Нет, видно, так просто с Анастасией было не разделаться. Не желала она лететь в черную пропасть. Наверное, гордится, что Лешке свитер идет, что она его выбрала, вот и не удержалась… Похвалилась…
Ладно. Класс ничего не заметил. Но Никонов… Неужели догадался?
* * *— Эй, совхоз! Вы же в воскресенье вечером обещались приехать…
Мы остановились, переглянулись. Я не хотела с ним говорить, да еще здесь, возле школы. Но Зульфия ойкнула:
— Ой, правда… Даш, мы же правда собирались в воскресенье! Помнишь?
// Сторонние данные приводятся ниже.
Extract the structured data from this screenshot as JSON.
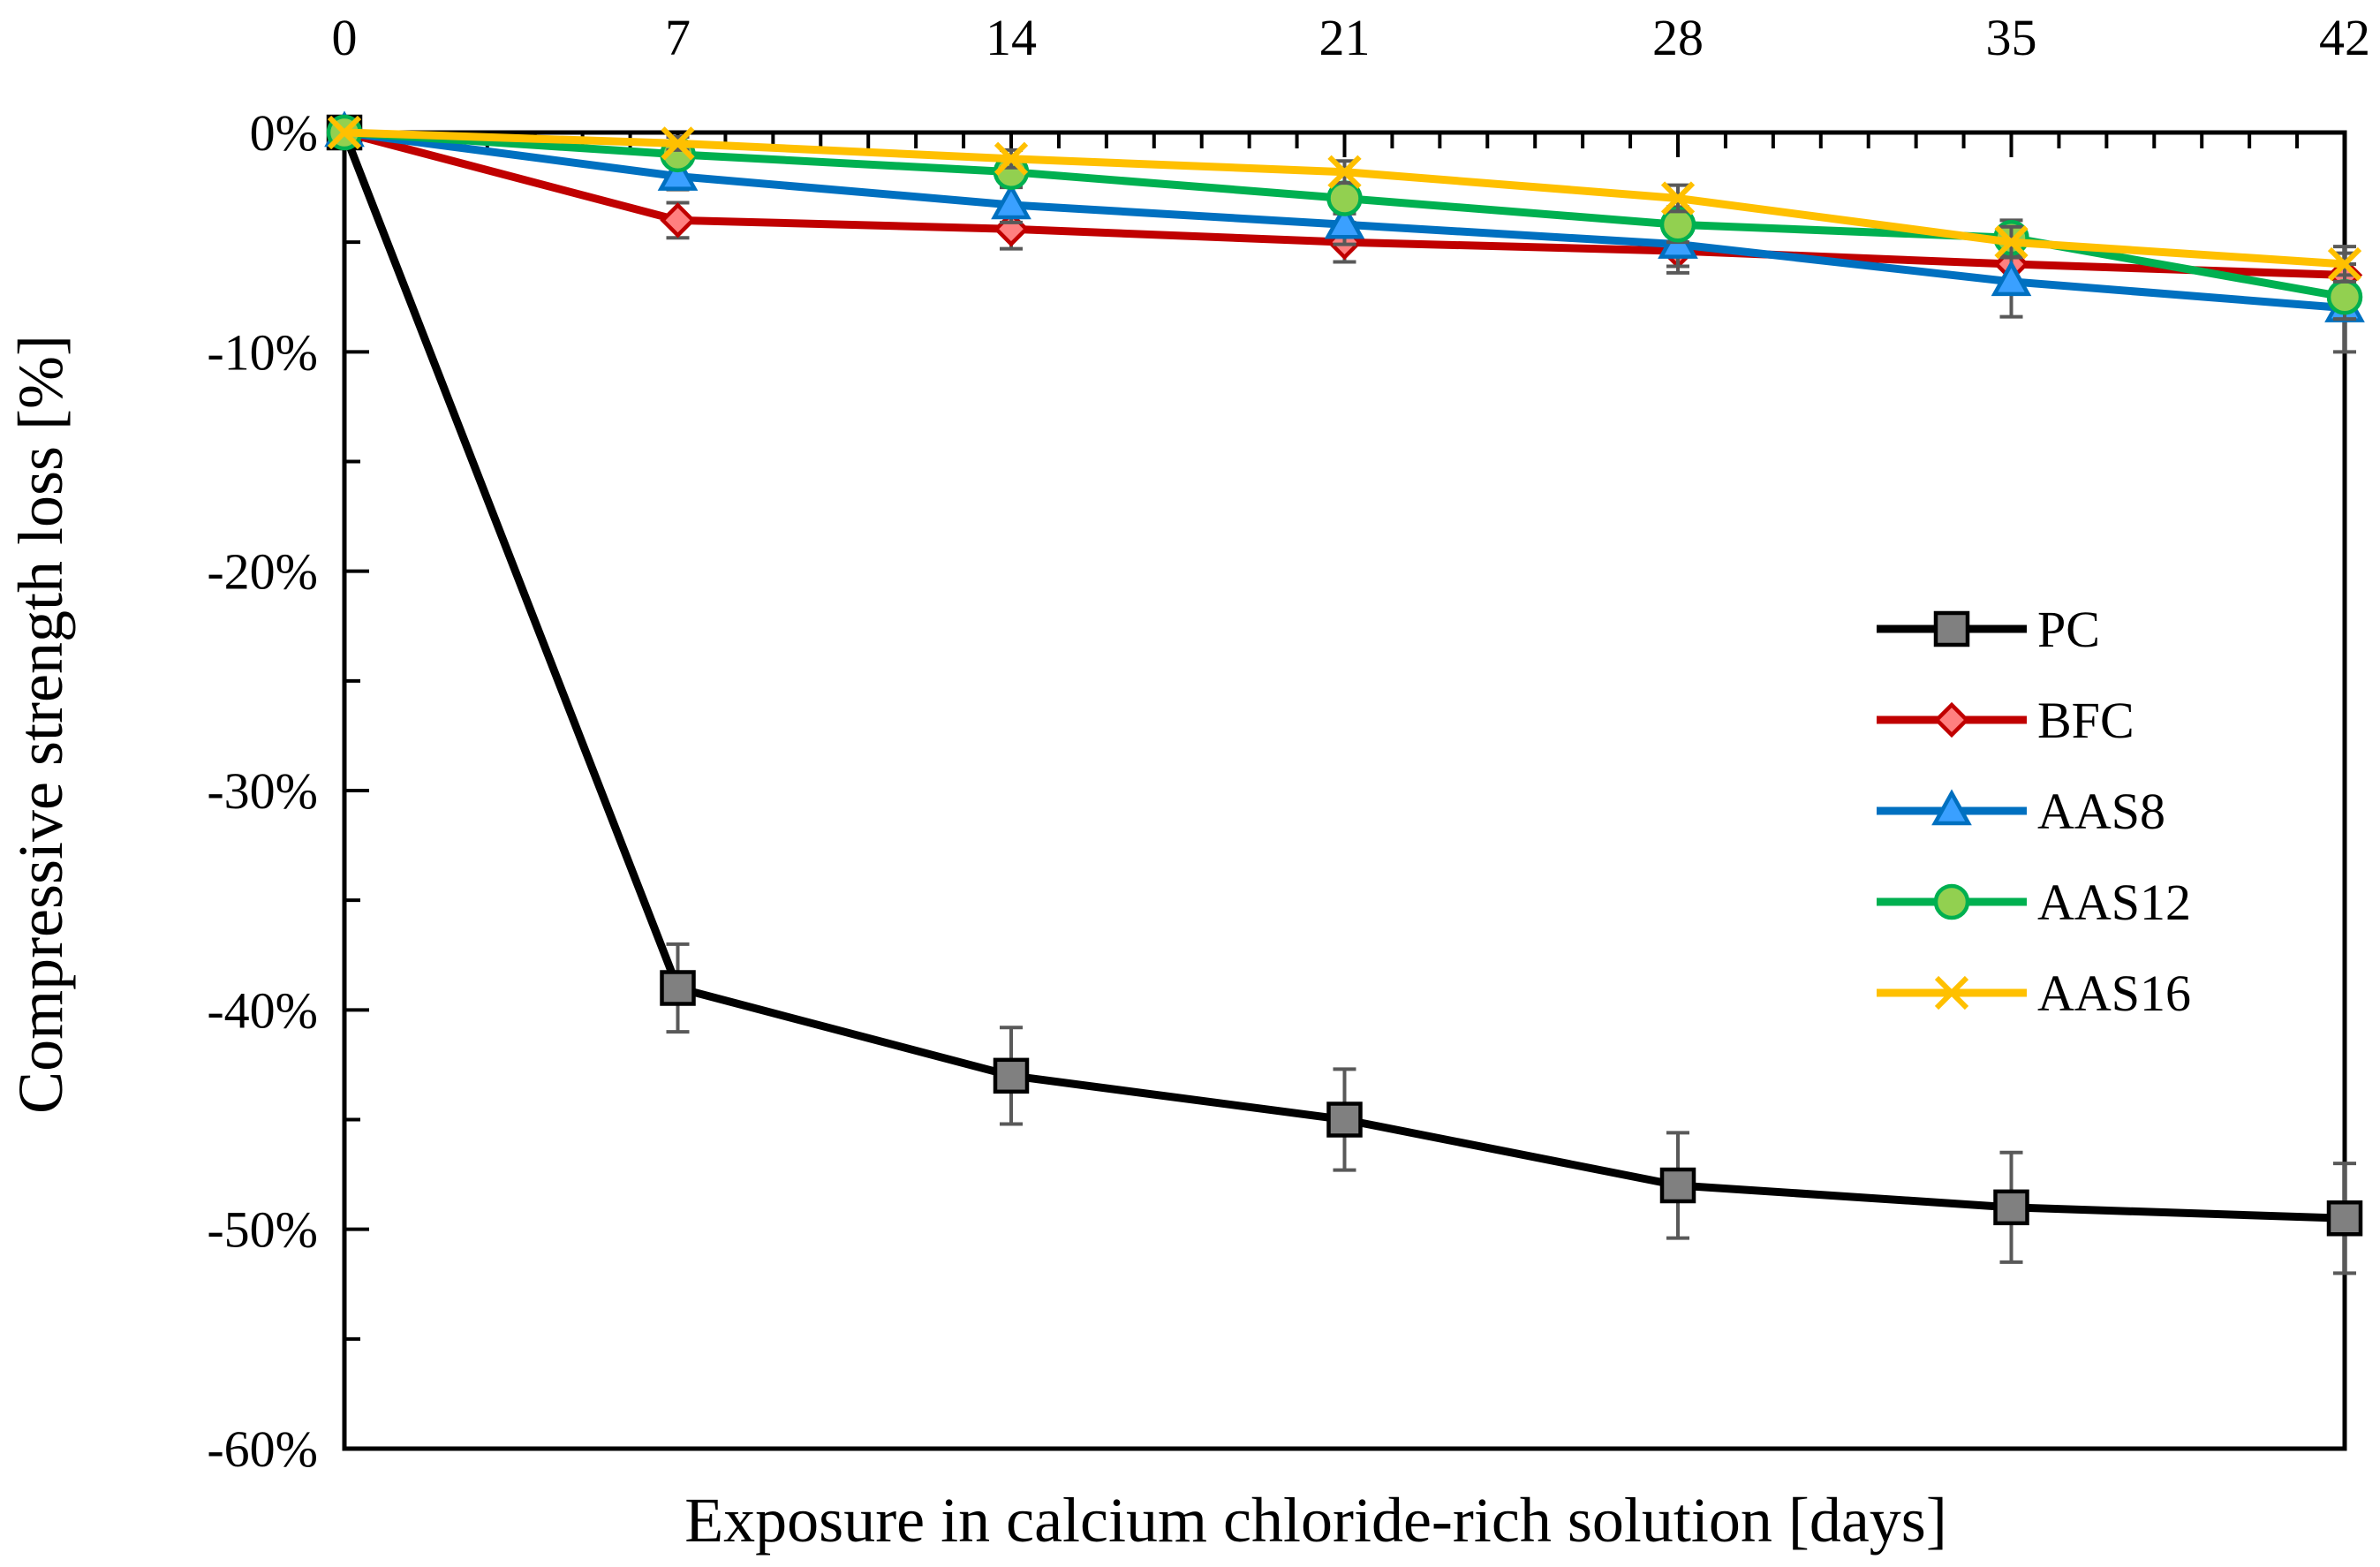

Я-то помнила. Да, такой был разговор. Но дома ведь каждую лишнюю минутку хочется побыть. И потом решили, что утренний мороз крепче, дорога легче.
Я глянула мельком на Лешку и отвернулась. Знала, что он хотел сказать, но промолчала. И тут догадалась Зульфия:
— Ты нас встречал?!
— Ну. Сказано же было.
Да, было сказано: «Эй, совхоз, если в воскресенье вечером приедете — встречать буду! Верхом на коне!»
«При-е-дем!» — счастливый, что уезжает на каникулы, проорал «совхоз» из саней.
Только кто же всерьез про это думал?! Обычно: Лешка крикнул для веселья и радости и в насмешку над нашими понедельничными опозданиями. И мы тоже для веселья откликнулись, для доброго ответа-привета.
— Я старался коня заработать. Два дня воду на ферме возил, чтобы на вечер коника дали под седло. Доехал до леса. Нету вас.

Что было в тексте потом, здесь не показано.